"Il n'y a pas lieu de statuer sur les conclusions des requêtes dirigées contre les dispositions du décret du 30 mars 2021" qui modifiait le calcul de l'allocation, conclut le Conseil d'Etat dans sa décision.
C'est la fin d'une longue bataille menée par les syndicats contre cette réforme présentée en juillet 2019 par Edouard Philippe et Muriel Pénicaud, dont l'application avait été reportée plusieurs fois du fait de la crise du Covid et de rebondissements judiciaires.
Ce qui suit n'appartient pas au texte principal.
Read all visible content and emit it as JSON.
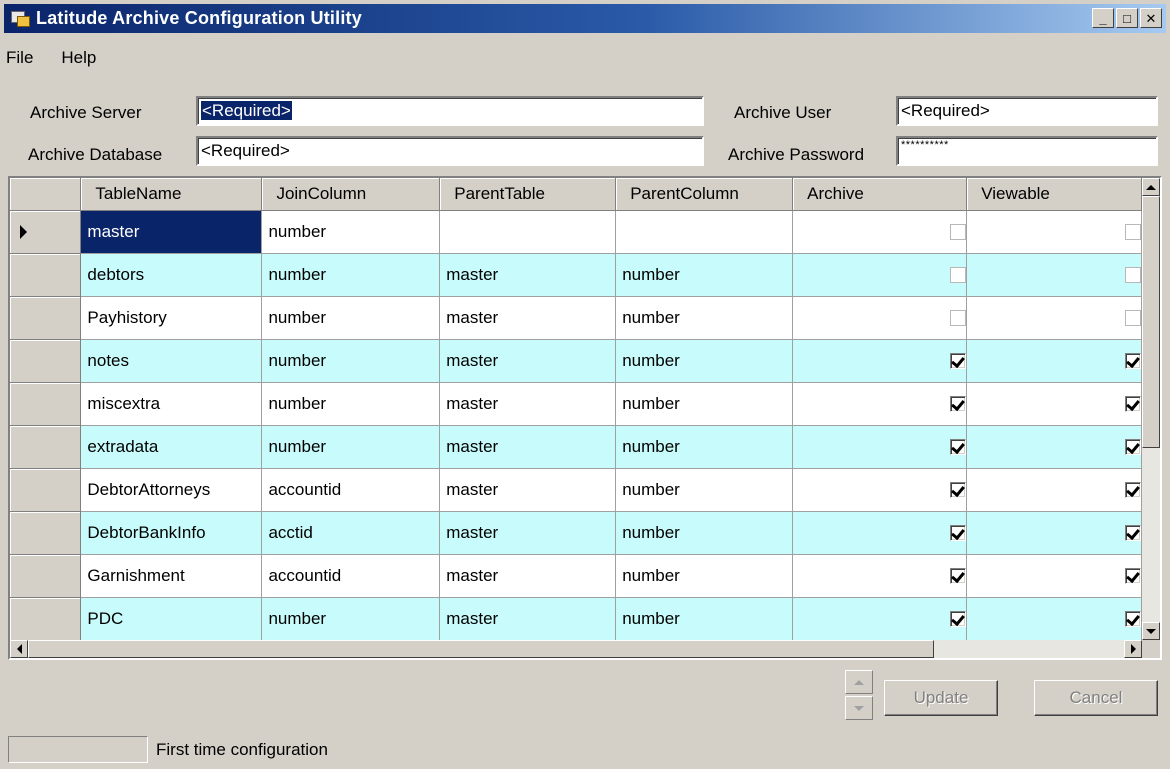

Pour Michel Beaugas (FO), ce rejet est "une déception car la réforme est mauvaise et, contrairement à ce que dit le gouvernement, ne favorisera pas le recours à moins de contrats courts".
L'Unsa y voit "un coup dur pour les demandeurs d'emploi", dans un communiqué.
Les juges ont suivi l'avis de la rapporteure publique Marie Sirinelli qui avait rejeté un à un lors de l'audience les arguments des syndicats.
Au centre du contentieux, le nouveau mode de calcul du salaire journalier de référence (SJR), base de l'allocation chômage, qui va pénaliser l'indemnisation des demandeurs d'emploi alternant périodes de travail et d'inactivité.
Dans un contexte de baisse du chômage et de difficultés de recrutement, Emmanuel Macron a répété que cette réforme était "indispensable (...) pour rendre la reprise du travail plus attractive dans tous les cas", les règles précédentes pouvant rendre parfois plus rémunératrice cette "permittence" qu'une activité continue à mi-temps par exemple.
Pour y remédier, la réforme de 2019 prévoyait que le SJR soit calculé en divisant les salaires perçus au cours des 24 mois avant le chômage par l'ensemble des jours - et non plus les seuls jours travaillés - entre le premier et le dernier jour d'emploi.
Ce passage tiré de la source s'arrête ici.